Published 8:45 pm Thursday, September 4, 2008

By Staff
Shelters are being equipped
Staff Writer
Although Tropical Storm Hanna is hundreds of miles away, Beaufort County emergency-management officials are planning for the worst.
On Wednesday, as they planned for the worst, they were hoping for the best. That planning — and hoping — came during a planning session at the county’s emergency operations center off Highland Drive in Washington.
Beaufort County Emergency Management Coordinator John Pack addressed the officials, mapping out the county’s current plan for preparing for Hanna.
The county has designated Northside High School, Southside High School and P.S. Jones Middle School as hurricane-evacuation shelters, with Washington High School as an overflow first alternative.
Northside and Southside’s generators will be up and running if need be, while P.S. Jones’ generator will take time to power its gym, Pack said.
As for Washington High School, Pack said, “I don’t anticipate for this storm that we will need it.”
Pack is concerned about too many evacuees going to Northside because of the potential evacuation of Hyde County, which does not have an evacuation shelter.
Because of that possibility and the threat of flooding in low-lying Belhaven, the Northside shelter opens at noon Friday, if need be, Pack said.
A hangar at Warren Field Airport will serve as the main distribution point for recovery supplies for Beaufort County, according to Pack. He thanked Washington Fire- Rescue-EMS-Inspections Department Chief Jimmy Davis for organizing the distribution point.
Assistance, if needed, will be provided at the distribution point by the Greater Pamlico Chapter of the American Red Cross, Beaufort County United Way and, if need be, the N.C. National Guard.
Assistance from the Red Cross will be limited, though, because of cleanup efforts related to Hurricane Gustav.

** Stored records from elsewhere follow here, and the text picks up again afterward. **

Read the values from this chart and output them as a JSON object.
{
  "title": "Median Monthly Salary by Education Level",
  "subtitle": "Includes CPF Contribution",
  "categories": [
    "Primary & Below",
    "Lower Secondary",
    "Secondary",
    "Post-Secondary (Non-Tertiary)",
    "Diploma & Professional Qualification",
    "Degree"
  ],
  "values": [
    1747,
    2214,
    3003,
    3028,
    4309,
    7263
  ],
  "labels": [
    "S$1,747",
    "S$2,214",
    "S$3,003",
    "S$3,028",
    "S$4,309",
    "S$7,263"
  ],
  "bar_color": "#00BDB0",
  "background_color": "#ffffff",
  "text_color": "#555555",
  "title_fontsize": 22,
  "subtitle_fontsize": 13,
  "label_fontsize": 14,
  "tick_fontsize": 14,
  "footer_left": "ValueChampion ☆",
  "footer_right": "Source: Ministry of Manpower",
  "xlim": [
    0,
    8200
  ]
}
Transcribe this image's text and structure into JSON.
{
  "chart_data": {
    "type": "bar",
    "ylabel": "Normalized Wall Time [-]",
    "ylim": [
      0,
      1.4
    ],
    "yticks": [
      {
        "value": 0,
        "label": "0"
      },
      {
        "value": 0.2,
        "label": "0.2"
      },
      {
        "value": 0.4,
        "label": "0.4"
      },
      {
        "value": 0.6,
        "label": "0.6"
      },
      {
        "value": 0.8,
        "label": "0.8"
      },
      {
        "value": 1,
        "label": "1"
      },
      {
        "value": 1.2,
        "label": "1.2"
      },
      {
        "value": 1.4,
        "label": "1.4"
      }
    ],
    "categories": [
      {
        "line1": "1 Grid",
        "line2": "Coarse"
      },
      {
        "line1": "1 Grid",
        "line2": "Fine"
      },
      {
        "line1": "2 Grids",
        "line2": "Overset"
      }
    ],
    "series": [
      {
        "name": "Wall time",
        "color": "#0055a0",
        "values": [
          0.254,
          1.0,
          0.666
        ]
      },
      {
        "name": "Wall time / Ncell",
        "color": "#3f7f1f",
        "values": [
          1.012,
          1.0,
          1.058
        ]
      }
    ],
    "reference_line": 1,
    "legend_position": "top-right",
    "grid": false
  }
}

Pack said area fire stations also could serve as distribution points for dispersing recovery supplies to storm victims.
When it comes to feeding evacuees, according to Pack, “The schools will use the food they have on site.”
The Beaufort County Water Department has also done its part in preparing for Hanna. The department is stockpiling water.
Belhaven has enough water on hand to last about one and a half days if it loses its water-production capability, according to Town Manager Guinn Leverett.
The worst-case scenario, according to Pack, is that the county loses U.S. Highway 17 to flooding.
To make sure that the south side of the Pamlico River is not left without protection and resources in the wake of a storm, Beaufort County Fire Marshal Curtis Avery will be stationed in a command trailer at the Chocowinity Fire Department.
Hanna is expected to make landfall north of Wilmington on Saturday morning, according to Pack. Pack hopes to have damage assessment teams in the county by Sunday morning, if they are needed.
He reminded area emergency-response officials to send documentation of any damage to the Federal Emergency Management Agency, which reimburses local governments for some of their disaster-relief expenditures.
Pack also gave a few tips about going outside in the aftermath of a major storm.
Pack explained that standing water could conceal hazardous objects from view.
He also said, “Assume every downed power line is hot,” encouraging the officials to notify the public and their employees about those tips.
Pack expects the local emergency-response officials to meet for a briefing Friday evening.